To combat the above problem, I segment :dependencies in project.clj into 3 segments:
fundamental libs (absolutely must be the versions I specify)
hi-priority libs (really want the version I choose, and unlikely to be overridden from fundamental group)
“normal” libs (probably get the version I choose, but can’t override anything from first 2 groups)
Note also that each group should be sorted alphabetically, so it is easy to see what is there.
This is so much easier with the new CLI / deps.edn since it will always prefer top-level deps declared directly in your deps.edn – order doesn’t matter.
This seems to have the same issue as my original answer. It works for the library consumers, but it’s an extra step. What @Miikka was looking for was a solution that would allow the jsonista package to work regardless of how the user sets up other Jackson deps.
That being said, other than shading, I don’t know that there’s a good solution for this issue.
Be aware that lein gives priority to the first occurance of a lib in the deps tree, whether explicit or implicit
I don’t believe this is directly true - depending on what you mean by “first occurrence”.
It prioritizes dependencies it finds “closer to the root” in the tree. If it finds the same dependency twice at the same “level” of the tree, it will choose the first (or something like that). This is the implicit, sort of scary path.
The solution to resolve this tends to be to directly declare your transitive dependency version you want at the project-root level. Then you won’t rely on the “same level, first-wins” behavior in the problematic transitive dependencies (eg. jackon-core) that can be unstable as dependencies are shifted around over time.
This seems like the same way aether works to me. The only issue I know of is resolving transitive deps at the “same level” of the tree. Which deps.edn has to have some mechanism to handle - I can’t remember what it chose.

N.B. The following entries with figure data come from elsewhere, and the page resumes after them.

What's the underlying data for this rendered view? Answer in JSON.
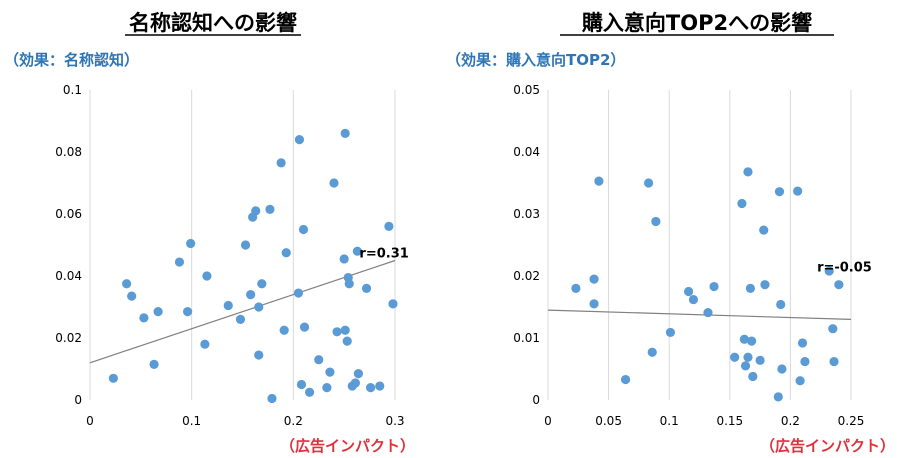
{
  "colors": {
    "point": "#5B9BD5",
    "grid": "#D9D9D9",
    "trend": "#7F7F7F",
    "effect": "#2E75B6",
    "xlabel": "#E0303A"
  },
  "chart_data": [
    {
      "type": "scatter",
      "title": "名称認知への影響",
      "subtitle": "（効果：名称認知）",
      "xlabel": "（広告インパクト）",
      "xlim": [
        0,
        0.3
      ],
      "ylim": [
        0,
        0.1
      ],
      "xticks": [
        "0",
        "0.1",
        "0.2",
        "0.3"
      ],
      "yticks": [
        "0",
        "0.02",
        "0.04",
        "0.06",
        "0.08",
        "0.1"
      ],
      "grid": "vertical",
      "trendline": {
        "x": [
          0,
          0.3
        ],
        "y": [
          0.012,
          0.045
        ]
      },
      "annotation": {
        "text": "r=0.31",
        "x": 0.265,
        "y": 0.046
      },
      "points": [
        [
          0.023,
          0.007
        ],
        [
          0.036,
          0.0375
        ],
        [
          0.041,
          0.0335
        ],
        [
          0.053,
          0.0265
        ],
        [
          0.063,
          0.0115
        ],
        [
          0.067,
          0.0285
        ],
        [
          0.088,
          0.0445
        ],
        [
          0.096,
          0.0285
        ],
        [
          0.099,
          0.0505
        ],
        [
          0.113,
          0.018
        ],
        [
          0.115,
          0.04
        ],
        [
          0.136,
          0.0305
        ],
        [
          0.148,
          0.026
        ],
        [
          0.153,
          0.05
        ],
        [
          0.158,
          0.034
        ],
        [
          0.16,
          0.059
        ],
        [
          0.163,
          0.061
        ],
        [
          0.166,
          0.03
        ],
        [
          0.166,
          0.0145
        ],
        [
          0.169,
          0.0375
        ],
        [
          0.177,
          0.0615
        ],
        [
          0.179,
          0.0005
        ],
        [
          0.188,
          0.0765
        ],
        [
          0.191,
          0.0225
        ],
        [
          0.193,
          0.0475
        ],
        [
          0.205,
          0.0345
        ],
        [
          0.206,
          0.084
        ],
        [
          0.208,
          0.005
        ],
        [
          0.21,
          0.055
        ],
        [
          0.211,
          0.0235
        ],
        [
          0.216,
          0.0025
        ],
        [
          0.225,
          0.013
        ],
        [
          0.233,
          0.004
        ],
        [
          0.236,
          0.009
        ],
        [
          0.24,
          0.07
        ],
        [
          0.243,
          0.022
        ],
        [
          0.25,
          0.0455
        ],
        [
          0.251,
          0.086
        ],
        [
          0.251,
          0.0225
        ],
        [
          0.253,
          0.019
        ],
        [
          0.254,
          0.0395
        ],
        [
          0.255,
          0.0375
        ],
        [
          0.258,
          0.0045
        ],
        [
          0.261,
          0.0055
        ],
        [
          0.263,
          0.048
        ],
        [
          0.264,
          0.0085
        ],
        [
          0.272,
          0.036
        ],
        [
          0.276,
          0.004
        ],
        [
          0.285,
          0.0045
        ],
        [
          0.294,
          0.056
        ],
        [
          0.298,
          0.031
        ]
      ]
    },
    {
      "type": "scatter",
      "title": "購入意向TOP2への影響",
      "subtitle": "（効果：購入意向TOP2）",
      "xlabel": "（広告インパクト）",
      "xlim": [
        0,
        0.25
      ],
      "ylim": [
        0,
        0.05
      ],
      "xticks": [
        "0",
        "0.05",
        "0.1",
        "0.15",
        "0.2",
        "0.25"
      ],
      "yticks": [
        "0",
        "0.01",
        "0.02",
        "0.03",
        "0.04",
        "0.05"
      ],
      "grid": "vertical",
      "trendline": {
        "x": [
          0,
          0.25
        ],
        "y": [
          0.0145,
          0.013
        ]
      },
      "annotation": {
        "text": "r=-0.05",
        "x": 0.222,
        "y": 0.0207
      },
      "points": [
        [
          0.023,
          0.018
        ],
        [
          0.038,
          0.0195
        ],
        [
          0.038,
          0.0155
        ],
        [
          0.042,
          0.0353
        ],
        [
          0.064,
          0.0033
        ],
        [
          0.083,
          0.035
        ],
        [
          0.086,
          0.0077
        ],
        [
          0.089,
          0.0288
        ],
        [
          0.101,
          0.0109
        ],
        [
          0.116,
          0.0175
        ],
        [
          0.12,
          0.0162
        ],
        [
          0.132,
          0.0141
        ],
        [
          0.137,
          0.0183
        ],
        [
          0.154,
          0.0069
        ],
        [
          0.16,
          0.0317
        ],
        [
          0.162,
          0.0098
        ],
        [
          0.163,
          0.0055
        ],
        [
          0.165,
          0.0368
        ],
        [
          0.165,
          0.0069
        ],
        [
          0.167,
          0.018
        ],
        [
          0.168,
          0.0095
        ],
        [
          0.169,
          0.0038
        ],
        [
          0.175,
          0.0064
        ],
        [
          0.178,
          0.0274
        ],
        [
          0.179,
          0.0186
        ],
        [
          0.19,
          0.0005
        ],
        [
          0.191,
          0.0336
        ],
        [
          0.192,
          0.0154
        ],
        [
          0.193,
          0.005
        ],
        [
          0.206,
          0.0337
        ],
        [
          0.208,
          0.0031
        ],
        [
          0.21,
          0.0092
        ],
        [
          0.212,
          0.0062
        ],
        [
          0.232,
          0.0208
        ],
        [
          0.235,
          0.0115
        ],
        [
          0.236,
          0.0062
        ],
        [
          0.24,
          0.0186
        ]
      ]
    }
  ]
}
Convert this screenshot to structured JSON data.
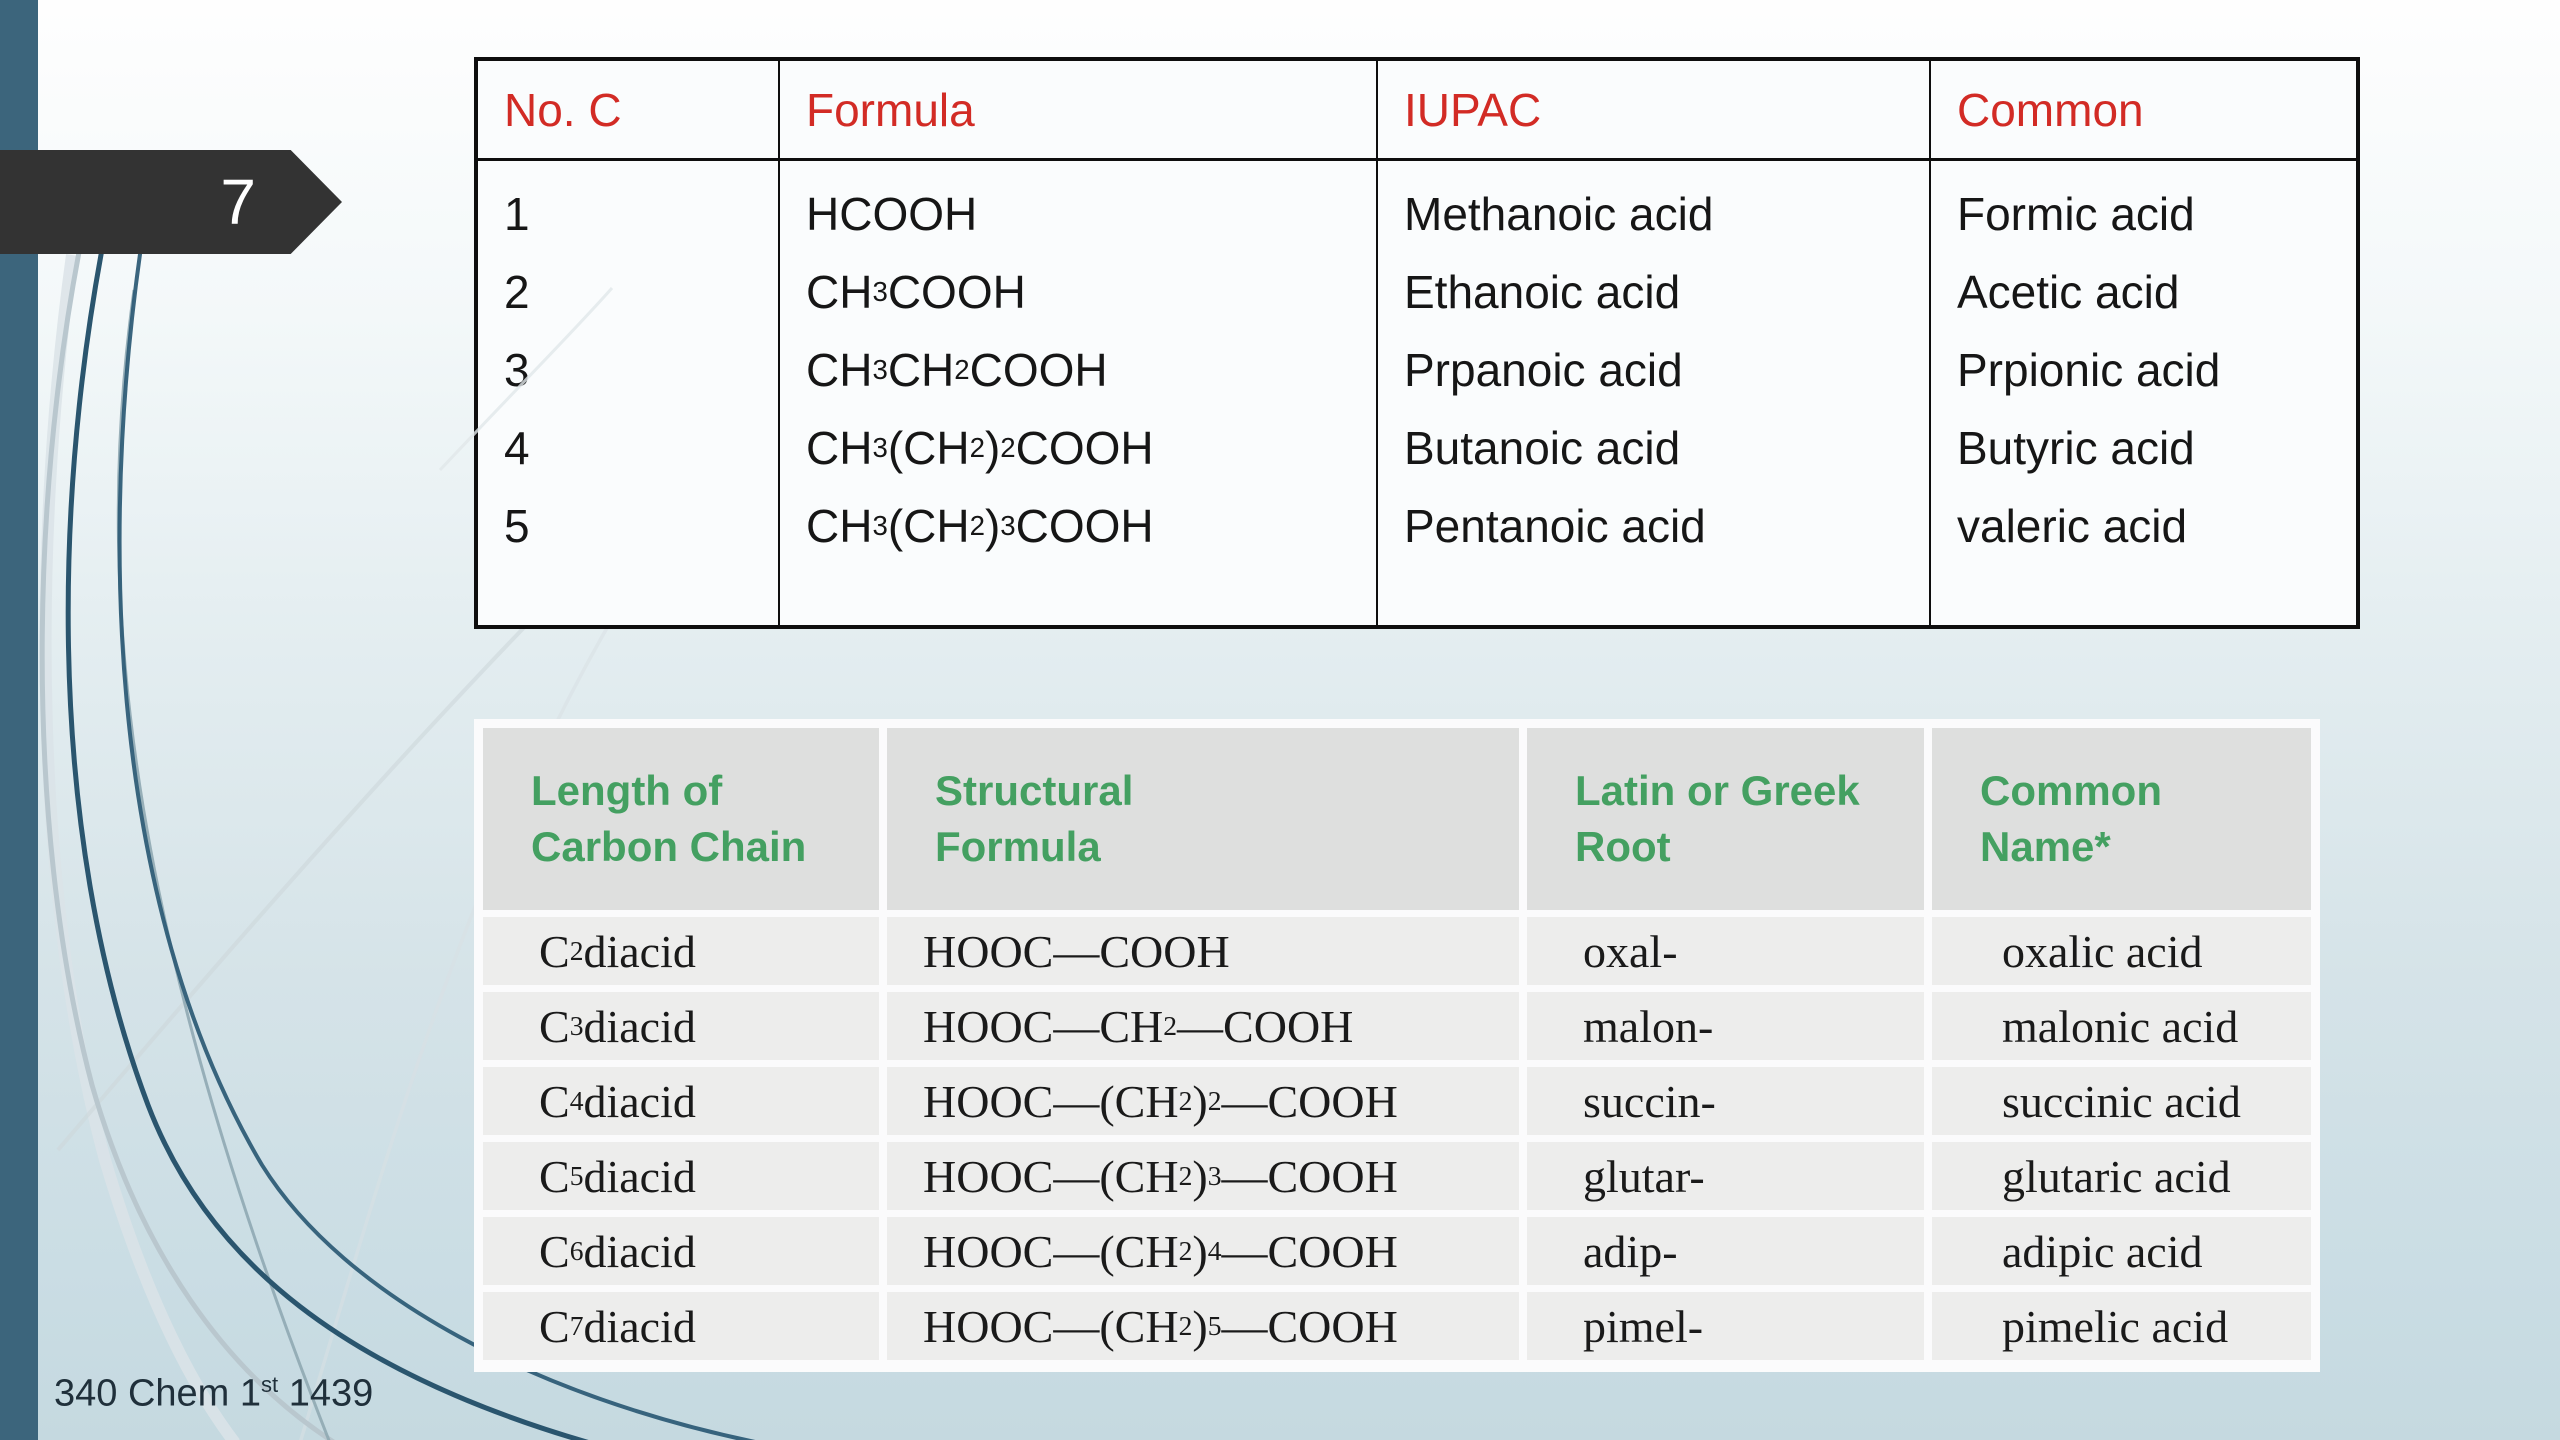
{
  "slide": {
    "page_number": "7",
    "footer": "340 Chem 1^{st} 1439"
  },
  "colors": {
    "header_red": "#d22b25",
    "header_green": "#44a061",
    "sidebar_blue": "#3c657c",
    "arrow_charcoal": "#333333"
  },
  "acid_table": {
    "headers": [
      "No. C",
      "Formula",
      "IUPAC",
      "Common"
    ],
    "rows": [
      [
        "1",
        "HCOOH",
        "Methanoic acid",
        "Formic acid"
      ],
      [
        "2",
        "CH_{3}COOH",
        "Ethanoic acid",
        "Acetic acid"
      ],
      [
        "3",
        "CH_{3}CH_{2}COOH",
        "Prpanoic acid",
        "Prpionic acid"
      ],
      [
        "4",
        "CH_{3}(CH_{2})_{2}COOH",
        "Butanoic acid",
        "Butyric acid"
      ],
      [
        "5",
        "CH_{3}(CH_{2})_{3}COOH",
        "Pentanoic acid",
        "valeric acid"
      ]
    ]
  },
  "diacid_table": {
    "headers": [
      [
        "Length of",
        "Carbon Chain"
      ],
      [
        "Structural",
        "Formula"
      ],
      [
        "Latin or Greek",
        "Root"
      ],
      [
        "Common",
        "Name*"
      ]
    ],
    "rows": [
      [
        "C_{2} diacid",
        "HOOC—COOH",
        "oxal-",
        "oxalic acid"
      ],
      [
        "C_{3} diacid",
        "HOOC—CH_{2}—COOH",
        "malon-",
        "malonic acid"
      ],
      [
        "C_{4} diacid",
        "HOOC—(CH_{2})_{2}—COOH",
        "succin-",
        "succinic acid"
      ],
      [
        "C_{5} diacid",
        "HOOC—(CH_{2})_{3}—COOH",
        "glutar-",
        "glutaric acid"
      ],
      [
        "C_{6} diacid",
        "HOOC—(CH_{2})_{4}—COOH",
        "adip-",
        "adipic acid"
      ],
      [
        "C_{7} diacid",
        "HOOC—(CH_{2})_{5}—COOH",
        "pimel-",
        "pimelic acid"
      ]
    ]
  }
}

tools.deps.alpha chooses the newer version of a transitive dependency so, given any two versions, you always know which one will get picked. You can “force” a version to be selected either by making it a top-level dependency or specifying it in :override-deps in an alias.
That’s pretty much what my intuition of “first occurrence” would mean. The first thing to depend on a lib gets to chose the version. And yes, that’s what aether and maven do as well.
tools.deps will not do that, it will pick the newest version, not just when there are conflict at the same level of the tree, but overall. So it doesn’t matter who first declared a dependency, or how close you are to the root. The only exception being direct dependencies, those take precedence always.
In my opinion, tools.deps’s resolution is almost always better, because most libs will work hard to be backwards compatible, but almost never will they try to be forward compatible. So if you get an old version, when others expect newer, it will almost never work, but if you get a newer version when others expect older, it will often work.
Yeah, I think the tools.deps resolution to newest version tends to be a better choice. If the newest version doesn’t work, it’s likely that the classpath can’t work with the older version either - so you are in a “dependency hell” situation. It’s certainly less arbitrary than the order-dependence of aether.
I’m believe this resolution strategy in aether is pluggable (I may be misremembering), but either way, I’m sure that’s not easy to tweak from a leiningen perspective.
One (ok’ish?) solution would be to add databind dependency to Cheshire. It doesn’t really need this, but if shortest path to Jackson is via Cheshire, it would nail down both versions. Jsonista doesn’t really need the latests version, mainly just security patches.
Another would be to coordinate the Jackson dependencies in various JSON libs. But if/as people don’t update their libs to use the latest all the time, the issue of version mismatch remains.